There is considerable grower interest in the potential to use Light Emitting Diodes (LEDs) as supplemental light sources for production of greenhouse crops. LEDs are touted as being more energy efficient and longer lasting that standard high pressure sodium (HPS) lighting systems. As LEDs run cool they also have less potential to overheat the crop – although the waste heat generated by the HPS light systems can help offset heating costs in winter. Because each LED emits light over a very narrow bandwidth there is some concern as to whether crop appearance and other quality aspects will be “normal” under LED lights. One way that this concern could potentially be addressed is by altering the ration of red to blue LEDs in the lighting system. Randall and Lopez (2014) have recently examined the growth and plant quality of a range of bedding plant crops (Antirrhinum, Catharanthus, Celosia, Impatiens, Pelargonium, Petunia, Tagetes, Salvia and Viola) grown in a greenhouse with 16h/day of supplemental light (100 umol/m2/s-1) provided by either HPS or LED lights. LED systems with 100:0, 85:15 or 70:30 mixes of red (660 nm) and blue (470 nm) LEDs were tested. The results of the tests can be summarized as:
- In some crops stem thickness was increased under the LED lights, while in other species the light source had no impact on stem thickness.
- Root mass was consistently reduced when LEDS were used as the supplemental light source.
- Shoot weight under the LED lights was lower than or equal to the HPS lights
- Plants grown under the LEDS were consistently shorter than under the HPS lights
- Flowering was delayed in Celosia, Impatiens, Salvia and Tagetes crops grown under the LED lights
- Plant height at flowering under the HPS lights was shorter in Catharanthus and Pelargonium than when LED lights were used.

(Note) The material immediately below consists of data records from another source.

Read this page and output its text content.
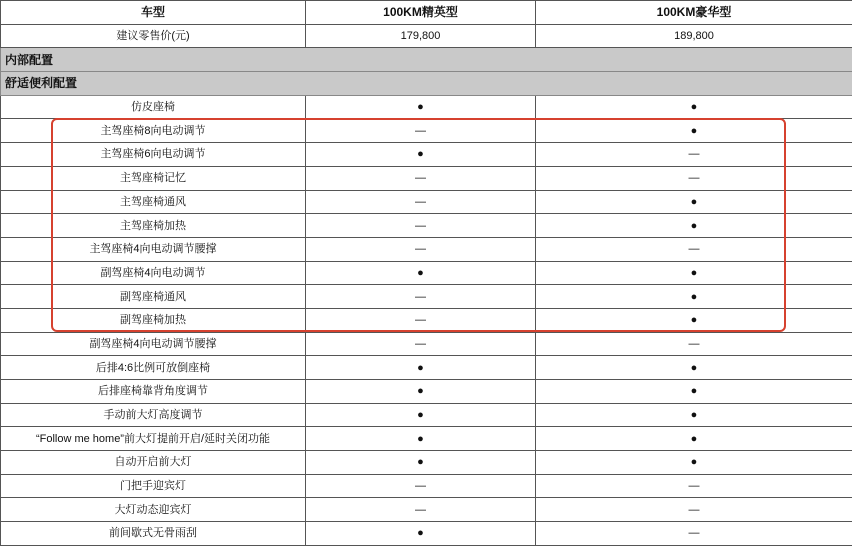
车型	100KM精英型	100KM豪华型
建议零售价(元)	179,800	189,800
内部配置		
舒适便利配置		
仿皮座椅	●	●
主驾座椅8向电动调节	—	●
主驾座椅6向电动调节	●	—
主驾座椅记忆	—	—
主驾座椅通风	—	●
主驾座椅加热	—	●
主驾座椅4向电动调节腰撑	—	—
副驾座椅4向电动调节	●	●
副驾座椅通风	—	●
副驾座椅加热	—	●
副驾座椅4向电动调节腰撑	—	—
后排4:6比例可放倒座椅	●	●
后排座椅靠背角度调节	●	●
手动前大灯高度调节	●	●
“Follow me home”前大灯提前开启/延时关闭功能	●	●
自动开启前大灯	●	●
门把手迎宾灯	—	—
大灯动态迎宾灯	—	—
前间歇式无骨雨刮	●	—
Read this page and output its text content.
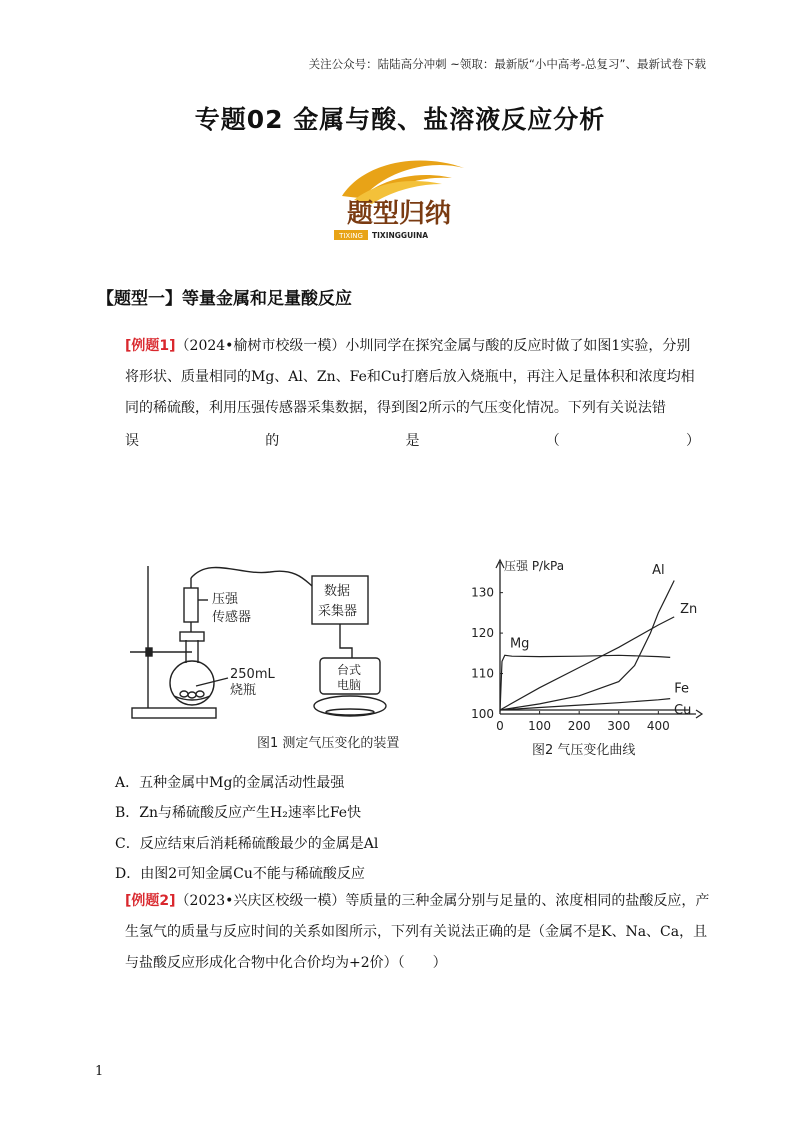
关注公众号：陆陆高分冲刺 ~领取：最新版“小中高考-总复习”、最新试卷下载
专题02 金属与酸、盐溶液反应分析
题型归纳
TIXING TIXINGGUINA
【题型一】等量金属和足量酸反应
[例题1]（2024•榆树市校级一模）小圳同学在探究金属与酸的反应时做了如图1实验，分别将形状、质量相同的Mg、Al、Zn、Fe和Cu打磨后放入烧瓶中，再注入足量体积和浓度均相同的稀硫酸，利用压强传感器采集数据，得到图2所示的气压变化情况。下列有关说法错
误	的	是	（	）
压强
传感器
数据
采集器
台式
电脑
250mL
烧瓶
图1 测定气压变化的装置
0 100 200 300 400
100
110
120
130
压强 P/kPa
Mg
Al
Zn
Fe
Cu
图2 气压变化曲线
A．五种金属中Mg的金属活动性最强
B．Zn与稀硫酸反应产生H₂速率比Fe快
C．反应结束后消耗稀硫酸最少的金属是Al
D．由图2可知金属Cu不能与稀硫酸反应
[例题2]（2023•兴庆区校级一模）等质量的三种金属分别与足量的、浓度相同的盐酸反应，产生氢气的质量与反应时间的关系如图所示，下列有关说法正确的是（金属不是K、Na、Ca，且与盐酸反应形成化合物中化合价均为+2价）（　　）
1
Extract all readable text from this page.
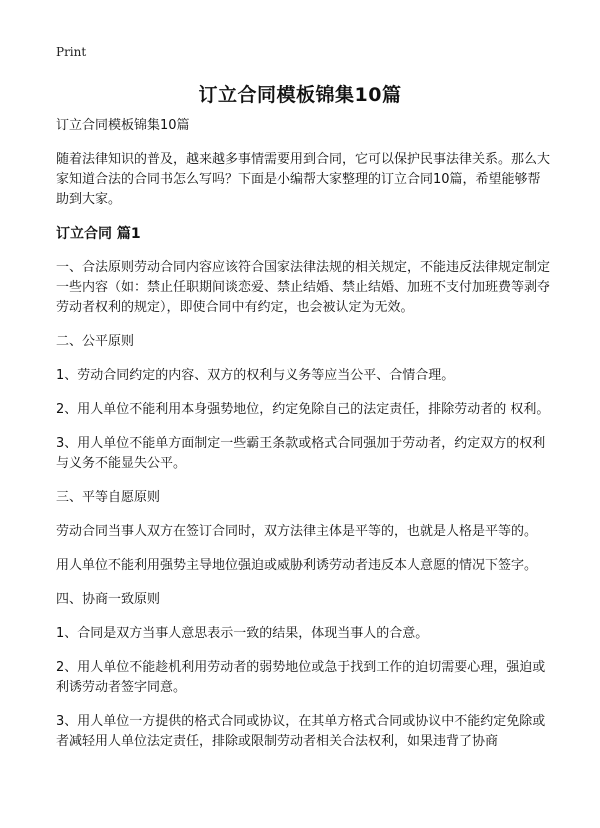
Print
订立合同模板锦集10篇
订立合同模板锦集10篇

随着法律知识的普及，越来越多事情需要用到合同，它可以保护民事法律关系。那么大家知道合法的合同书怎么写吗？下面是小编帮大家整理的订立合同10篇，希望能够帮助到大家。

订立合同 篇1

一、合法原则劳动合同内容应该符合国家法律法规的相关规定，不能违反法律规定制定一些内容（如：禁止任职期间谈恋爱、禁止结婚、禁止结婚、加班不支付加班费等剥夺劳动者权利的规定），即使合同中有约定，也会被认定为无效。

二、公平原则

1、劳动合同约定的内容、双方的权利与义务等应当公平、合情合理。

2、用人单位不能利用本身强势地位，约定免除自己的法定责任，排除劳动者的 权利。

3、用人单位不能单方面制定一些霸王条款或格式合同强加于劳动者，约定双方的权利与义务不能显失公平。

三、平等自愿原则

劳动合同当事人双方在签订合同时，双方法律主体是平等的，也就是人格是平等的。

用人单位不能利用强势主导地位强迫或威胁利诱劳动者违反本人意愿的情况下签字。

四、协商一致原则

1、合同是双方当事人意思表示一致的结果，体现当事人的合意。

2、用人单位不能趁机利用劳动者的弱势地位或急于找到工作的迫切需要心理，强迫或利诱劳动者签字同意。

3、用人单位一方提供的格式合同或协议，在其单方格式合同或协议中不能约定免除或者减轻用人单位法定责任，排除或限制劳动者相关合法权利，如果违背了协商
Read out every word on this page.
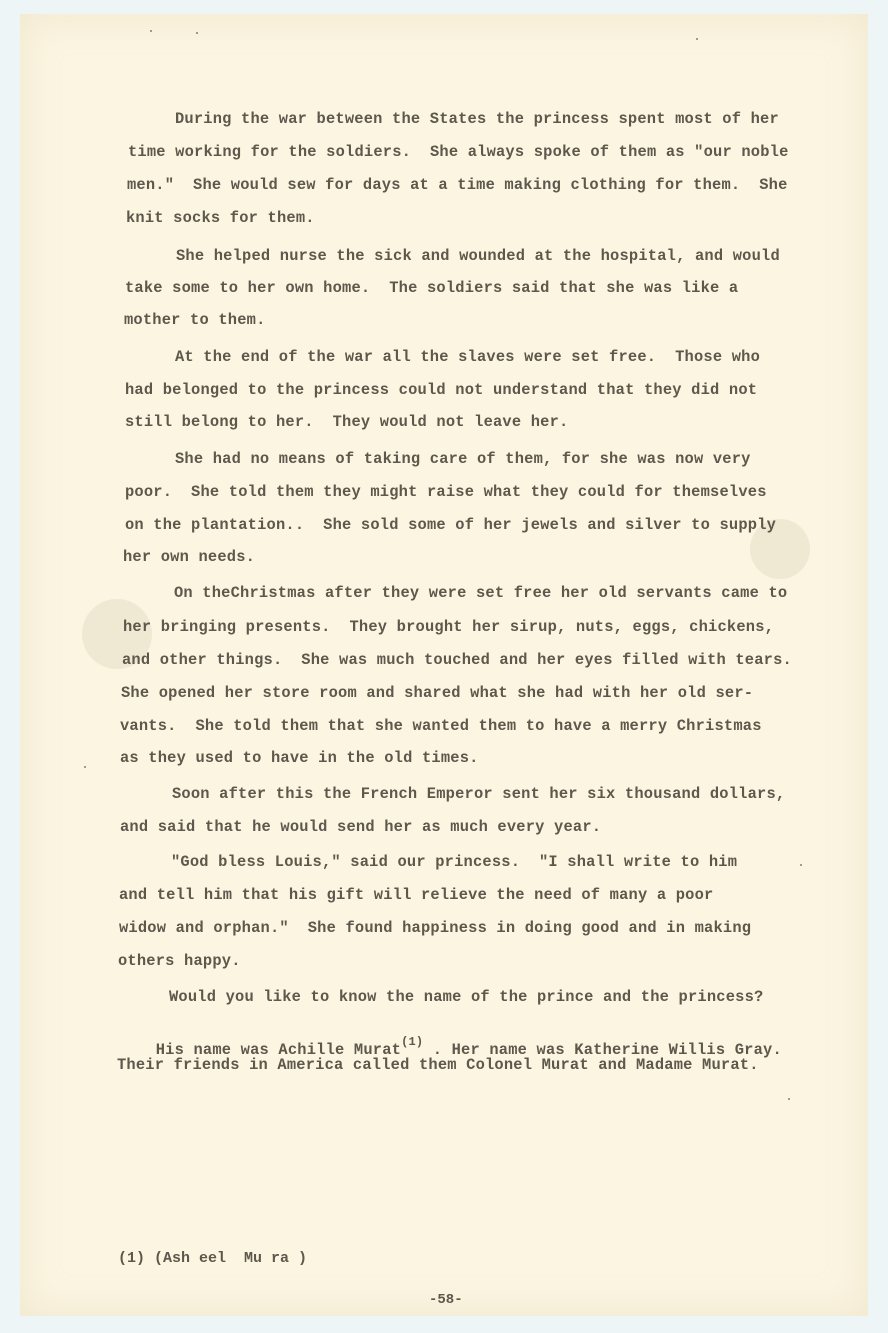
During the war between the States the princess spent most of her
time working for the soldiers.  She always spoke of them as "our noble
men."  She would sew for days at a time making clothing for them.  She
knit socks for them.
She helped nurse the sick and wounded at the hospital, and would
take some to her own home.  The soldiers said that she was like a
mother to them.
At the end of the war all the slaves were set free.  Those who
had belonged to the princess could not understand that they did not
still belong to her.  They would not leave her.
She had no means of taking care of them, for she was now very
poor.  She told them they might raise what they could for themselves
on the plantation..  She sold some of her jewels and silver to supply
her own needs.
On theChristmas after they were set free her old servants came to
her bringing presents.  They brought her sirup, nuts, eggs, chickens,
and other things.  She was much touched and her eyes filled with tears.
She opened her store room and shared what she had with her old ser-
vants.  She told them that she wanted them to have a merry Christmas
as they used to have in the old times.
Soon after this the French Emperor sent her six thousand dollars,
and said that he would send her as much every year.
"God bless Louis," said our princess.  "I shall write to him
and tell him that his gift will relieve the need of many a poor
widow and orphan."  She found happiness in doing good and in making
others happy.
Would you like to know the name of the prince and the princess?

His name was Achille Murat$^{(1)}$ . Her name was Katherine Willis Gray.

Their friends in America called them Colonel Murat and Madame Murat.
(1) (Ash eel  Mu ra )
-58-
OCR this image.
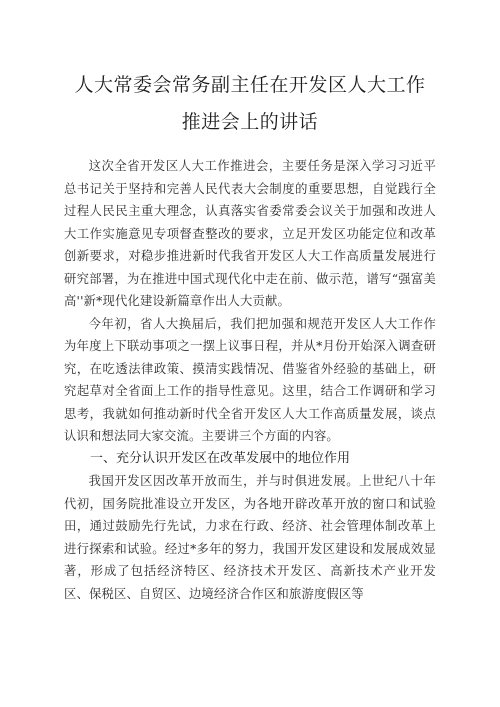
人大常委会常务副主任在开发区人大工作
推进会上的讲话

这次全省开发区人大工作推进会，主要任务是深入学习习近平总书记关于坚持和完善人民代表大会制度的重要思想，自觉践行全过程人民民主重大理念，认真落实省委常委会议关于加强和改进人大工作实施意见专项督查整改的要求，立足开发区功能定位和改革创新要求，对稳步推进新时代我省开发区人大工作高质量发展进行研究部署，为在推进中国式现代化中走在前、做示范，谱写“强富美高''新*现代化建设新篇章作出人大贡献。

今年初，省人大换届后，我们把加强和规范开发区人大工作作为年度上下联动事项之一摆上议事日程，并从*月份开始深入调查研究，在吃透法律政策、摸清实践情况、借鉴省外经验的基础上，研究起草对全省面上工作的指导性意见。这里，结合工作调研和学习思考，我就如何推动新时代全省开发区人大工作高质量发展，谈点认识和想法同大家交流。主要讲三个方面的内容。

一、充分认识开发区在改革发展中的地位作用

我国开发区因改革开放而生，并与时俱进发展。上世纪八十年代初，国务院批准设立开发区，为各地开辟改革开放的窗口和试验田，通过鼓励先行先试，力求在行政、经济、社会管理体制改革上进行探索和试验。经过*多年的努力，我国开发区建设和发展成效显著，形成了包括经济特区、经济技术开发区、高新技术产业开发区、保税区、自贸区、边境经济合作区和旅游度假区等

- As the LED light tended to reduce plant height while increasing stem thickness this resulted in a very sturdy plant well suited to handling and post-transplanting stresses
The overall consensus was that using LED lights as a source of supplemental light in the greenhouse was generally suitable for the production of a wide range of bedding plant crops. Growth and quality of the bedding plants was influenced by the ratio of red:blue lights in the LED light systems – but the effects varied with the crop species and the growth/ quality parameter being evaluated. A ratio of 85% red to 15% blue LEDs was considered to be a good overall compromise. The LED light systems, which were all passively cooled via heat fins, used 50-60% less power to generate the same amount of light as the HPS system. However the large surface area required to passively dissipate the heat produced by the LEDS meant that the LED light fixtures were so large that they blocked more than 50% of the sunlight coming into the greenhouse. By adding fans to actively dissipate heat the size of LED fixtures can be reduced so that the shadow they cast is comparable to a HPS system – however the combined power consumption of the fans + LEDs can then exceed the power required to run a HPS system (Currey and Lopez 2013). The study concludes that while LED lighting systems clearly have potential value in greenhouses there are still some issues that need to be addressed.
Source : Randall and Lopez (2014). HortScience 49: 589-595.
Curry and Lopez (2013). HortScience 48:428-434.